Fan/Fred mortgage forgiveness would be weak potion
By Daniel Indiviglio
The author is a Reuters Breakingviews columnist. The opinions expressed are his own.
The idea of forgiving principal for underwater U.S. mortgage borrowers pops up regularly. Usually politicians like it and lenders don’t. Now, though, the regulator of Fannie Mae and Freddie Mac is humoring such a plan.
The proposal would allow borrowers in Chapter 13 bankruptcy, a sort of personal reorganization rather than liquidation, to pay no interest on their mortgages for five years. The effect would be the same as a principal reduction, potentially amounting to 17 percent for a typical borrower, plus short-term payment relief.
Advocates for stretched borrowers might embrace any such measure. But the plan’s impact would be minimal. The National Association of Consumer Bankruptcy Attorneys thinks it would help those who participate, but reckons just 880,000 Americans have active Chapter 13 cases that include mortgages. And only a subset may eventually qualify.

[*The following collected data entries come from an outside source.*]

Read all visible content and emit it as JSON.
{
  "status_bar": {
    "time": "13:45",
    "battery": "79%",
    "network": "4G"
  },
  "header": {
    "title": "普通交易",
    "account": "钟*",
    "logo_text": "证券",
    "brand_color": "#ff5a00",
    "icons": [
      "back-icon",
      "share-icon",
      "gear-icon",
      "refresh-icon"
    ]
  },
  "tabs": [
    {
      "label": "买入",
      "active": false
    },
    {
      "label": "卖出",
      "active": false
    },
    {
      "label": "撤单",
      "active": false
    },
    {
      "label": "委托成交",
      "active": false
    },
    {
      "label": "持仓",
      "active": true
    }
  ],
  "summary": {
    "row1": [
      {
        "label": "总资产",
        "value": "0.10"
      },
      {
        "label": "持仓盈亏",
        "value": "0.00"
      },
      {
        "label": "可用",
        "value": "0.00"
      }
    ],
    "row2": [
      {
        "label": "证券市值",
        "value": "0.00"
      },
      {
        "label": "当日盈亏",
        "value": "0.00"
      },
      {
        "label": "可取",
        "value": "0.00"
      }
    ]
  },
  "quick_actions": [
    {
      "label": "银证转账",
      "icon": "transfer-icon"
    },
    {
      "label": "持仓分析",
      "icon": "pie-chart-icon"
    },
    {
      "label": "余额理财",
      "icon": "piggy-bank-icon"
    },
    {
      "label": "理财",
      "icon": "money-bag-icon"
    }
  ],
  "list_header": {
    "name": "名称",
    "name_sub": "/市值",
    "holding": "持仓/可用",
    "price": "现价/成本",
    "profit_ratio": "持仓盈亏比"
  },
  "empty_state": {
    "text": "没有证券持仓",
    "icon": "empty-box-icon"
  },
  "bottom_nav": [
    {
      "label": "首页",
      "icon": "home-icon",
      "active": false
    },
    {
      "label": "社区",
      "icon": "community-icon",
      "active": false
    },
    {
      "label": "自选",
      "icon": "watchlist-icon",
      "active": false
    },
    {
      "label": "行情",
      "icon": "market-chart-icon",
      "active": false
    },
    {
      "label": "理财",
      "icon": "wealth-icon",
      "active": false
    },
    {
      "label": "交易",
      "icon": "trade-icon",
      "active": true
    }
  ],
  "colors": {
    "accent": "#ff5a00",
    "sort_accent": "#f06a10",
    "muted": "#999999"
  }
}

The sudden willingness of the Federal Housing Finance Agency to contemplate the notion might stem from the possibility it could work to Fannie and Freddie’s advantage. Though the program has the same effect as cutting loan balances, technically it is achieved by non-payment of interest, not write-offs of principal. The firms, which guarantee mortgages, would only have to cover losses on interest owed to the owners of the mortgages concerned. And since the affected borrowers are in bankruptcy, some losses are inevitable anyway.
The FHFA might also like the timing. The housing market seems at or near its nadir, and the U.S. economy has strengthened recently. Strategic – or intentional – defaults by homeowners are becoming less of a concern. Taking some potential foreclosures off the table might also help home prices to stabilize a bit faster.
Yet as with many mortgage relief programs, the benefits depend on the questionable assumption that few of the borrowers will default again. The proposed help is temporary: mortgage payments could more than double after five years. More bad loan problems could then ensue.
That would slow the enterprises’ near-term losses – and could possibly reduce how much taxpayers have to hand them to stay afloat – but only prolong their agony. It would also do little to heal the housing market as a whole. The FHFA would be better focused on shepherding Fannie and Freddie quickly toward obsolescence.